Don’t Take My Credit Card, Please

Chained up credit card

Given the high number of data breaches where a merchant loses voluminous quantities of customer’s credit card numbers, what should you do?

  • Don’t buy anything?
  • Worry all the time?
  • Get help from technology?

Virtual credit cards are available from CITI and Bank of America.

  1. Tied to your normal credit card account, but use a different number.
  2. Usable only by the first merchant to charge to it.
  3. Good only for a period of time that you choose.
  4. Good only for an amount of money that you choose.

This capability is tremendously useful for shopping on the Internet.  If virtual credit card numbers are sitting in a database and get stolen–I don’t care.  If I sign up for a short term service and forget to cancel–the card automatically expires.  If I have to give a credit card which “will not be charged to”–I can limit it to $1.  If I’m only “pretty sure” of an Internet store–my real credit card number is not at risk.

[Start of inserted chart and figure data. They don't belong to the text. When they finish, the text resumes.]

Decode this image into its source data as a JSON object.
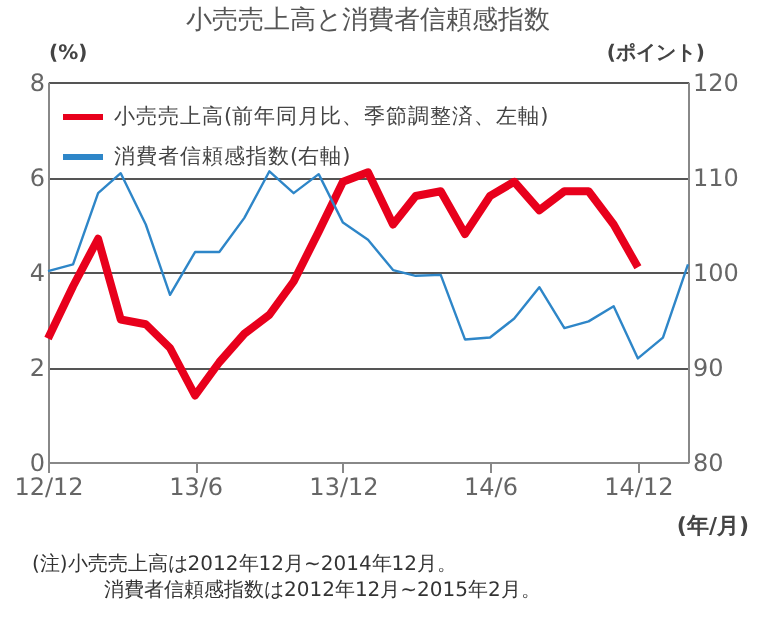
{
  "chart_data": {
    "type": "line",
    "title": "小売売上高と消費者信頼感指数",
    "ylabel": "(%)",
    "y2label": "(ポイント)",
    "xlabel": "(年/月)",
    "x": [
      "2012-12",
      "2013-01",
      "2013-02",
      "2013-03",
      "2013-04",
      "2013-05",
      "2013-06",
      "2013-07",
      "2013-08",
      "2013-09",
      "2013-10",
      "2013-11",
      "2013-12",
      "2014-01",
      "2014-02",
      "2014-03",
      "2014-04",
      "2014-05",
      "2014-06",
      "2014-07",
      "2014-08",
      "2014-09",
      "2014-10",
      "2014-11",
      "2014-12",
      "2015-01",
      "2015-02"
    ],
    "series": [
      {
        "name": "小売売上高(前年同月比、季節調整済、左軸)",
        "color": "#e8001c",
        "axis": "y",
        "values": [
          2.6,
          3.7,
          4.7,
          3.0,
          2.9,
          2.4,
          1.4,
          2.1,
          2.7,
          3.1,
          3.8,
          4.85,
          5.9,
          6.1,
          5.0,
          5.6,
          5.7,
          4.8,
          5.6,
          5.9,
          5.3,
          5.7,
          5.7,
          5.0,
          4.1,
          null,
          null
        ]
      },
      {
        "name": "消費者信頼感指数(右軸)",
        "color": "#2e86c8",
        "axis": "y2",
        "values": [
          100.1,
          100.8,
          108.3,
          110.4,
          105.0,
          97.6,
          102.1,
          102.1,
          105.7,
          110.6,
          108.3,
          110.3,
          105.2,
          103.4,
          100.2,
          99.6,
          99.7,
          92.9,
          93.1,
          95.1,
          98.4,
          94.1,
          94.8,
          96.4,
          90.9,
          93.1,
          100.8
        ]
      }
    ],
    "xlim": [
      "2012-12",
      "2015-02"
    ],
    "xticks": [
      {
        "value": "2012-12",
        "label": "12/12"
      },
      {
        "value": "2013-06",
        "label": "13/6"
      },
      {
        "value": "2013-12",
        "label": "13/12"
      },
      {
        "value": "2014-06",
        "label": "14/6"
      },
      {
        "value": "2014-12",
        "label": "14/12"
      }
    ],
    "ylim": [
      0,
      8
    ],
    "yticks": [
      0,
      2,
      4,
      6,
      8
    ],
    "y2lim": [
      80,
      120
    ],
    "y2ticks": [
      80,
      90,
      100,
      110,
      120
    ],
    "grid": "y",
    "legend": "top left",
    "marker": "none",
    "line_style": "solid",
    "annotations": [
      "(注)小売売上高は2012年12月~2014年12月。",
      "消費者信頼感指数は2012年12月~2015年2月。"
    ]
  }
}
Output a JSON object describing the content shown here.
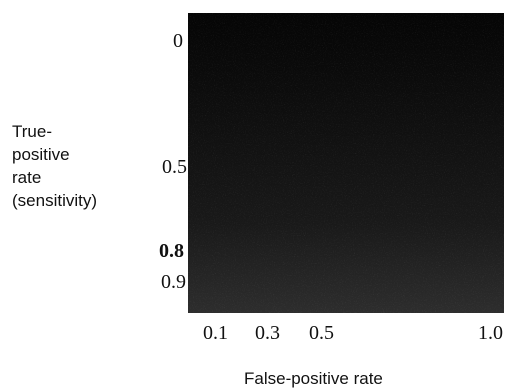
{
  "chart_data": {
    "type": "heatmap",
    "title": "",
    "xlabel": "False-positive rate",
    "ylabel_lines": [
      "True-",
      "positive",
      "rate",
      "(sensitivity)"
    ],
    "x_ticks": [
      {
        "value": 0.1,
        "label": "0.1"
      },
      {
        "value": 0.3,
        "label": "0.3"
      },
      {
        "value": 0.5,
        "label": "0.5"
      },
      {
        "value": 1.0,
        "label": "1.0"
      }
    ],
    "y_ticks": [
      {
        "value": 0,
        "label": "0"
      },
      {
        "value": 0.5,
        "label": "0.5"
      },
      {
        "value": 0.8,
        "label": "0.8",
        "bold": true
      },
      {
        "value": 0.9,
        "label": "0.9"
      }
    ],
    "xlim": [
      0,
      1
    ],
    "ylim": [
      0,
      1
    ],
    "y_axis_inverted": true,
    "grid": false,
    "colors": {
      "plot_fill": "#050505",
      "noise": "#9a9a9a",
      "text": "#111111"
    }
  }
}
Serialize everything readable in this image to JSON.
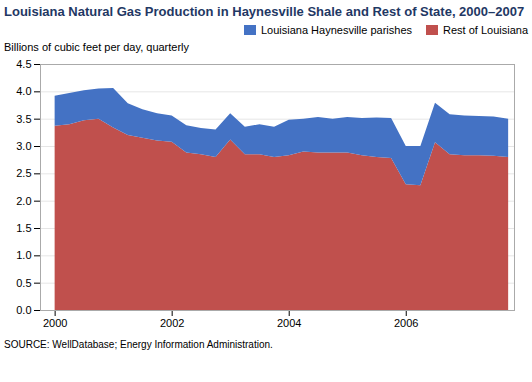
{
  "chart_data": {
    "type": "area",
    "stacked": true,
    "title": "Louisiana Natural Gas Production in Haynesville Shale and Rest of State, 2000–2007",
    "ylabel": "Billions of cubic feet per day, quarterly",
    "source": "SOURCE: WellDatabase; Energy Information Administration.",
    "x": [
      2000.0,
      2000.25,
      2000.5,
      2000.75,
      2001.0,
      2001.25,
      2001.5,
      2001.75,
      2002.0,
      2002.25,
      2002.5,
      2002.75,
      2003.0,
      2003.25,
      2003.5,
      2003.75,
      2004.0,
      2004.25,
      2004.5,
      2004.75,
      2005.0,
      2005.25,
      2005.5,
      2005.75,
      2006.0,
      2006.25,
      2006.5,
      2006.75,
      2007.0,
      2007.25,
      2007.5,
      2007.75
    ],
    "series": [
      {
        "name": "Rest of Louisiana",
        "color": "#C0504D",
        "values": [
          3.37,
          3.4,
          3.47,
          3.5,
          3.34,
          3.2,
          3.15,
          3.1,
          3.08,
          2.88,
          2.85,
          2.8,
          3.12,
          2.85,
          2.85,
          2.8,
          2.83,
          2.9,
          2.88,
          2.88,
          2.88,
          2.83,
          2.8,
          2.78,
          2.3,
          2.28,
          3.07,
          2.85,
          2.83,
          2.83,
          2.82,
          2.8
        ]
      },
      {
        "name": "Louisiana Haynesville parishes",
        "color": "#4472C4",
        "values": [
          0.55,
          0.57,
          0.55,
          0.55,
          0.72,
          0.58,
          0.52,
          0.5,
          0.48,
          0.5,
          0.48,
          0.5,
          0.48,
          0.5,
          0.55,
          0.55,
          0.65,
          0.6,
          0.65,
          0.62,
          0.65,
          0.68,
          0.72,
          0.73,
          0.7,
          0.72,
          0.72,
          0.73,
          0.73,
          0.72,
          0.72,
          0.7
        ]
      }
    ],
    "xlim": [
      1999.75,
      2007.85
    ],
    "xticks": [
      2000,
      2002,
      2004,
      2006
    ],
    "ylim": [
      0,
      4.5
    ],
    "yticks": [
      {
        "value": 0,
        "label": "0.0"
      },
      0.5,
      {
        "value": 1,
        "label": "1.0"
      },
      1.5,
      {
        "value": 2,
        "label": "2.0"
      },
      2.5,
      {
        "value": 3,
        "label": "3.0"
      },
      3.5,
      {
        "value": 4,
        "label": "4.0"
      },
      4.5
    ],
    "grid": true,
    "legend": "upper right"
  }
}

The case against virtual credit card numbers is amazingly whiny and off base:

  1. Verifying transactions is such a bother:  How, exactly, would anything be different from your normal verification of monthly charges?
  2. Returns are so, like, hard:  Uh, no, you just return them normally.
  3. Charges can go through after number expires:  The one surprising kernel of useful information is that an unscrupulous merchant could charge the number.  When you catch it on your statement you immediately win the dispute–no charge.
  4. Only work online:  So, it “only” protects me when my information is most vulnerable?
  5. No additional liability:  Huh?  Why would I need more than the $50 liability if I don’t report the card stolen and $0 if I do report it stolen before it’s used?
  6. Not always convenient:  Neither is my car–get rid of it.  Neither is my bike–get rid of it.  Neither is unlocking my front door–get rid of it.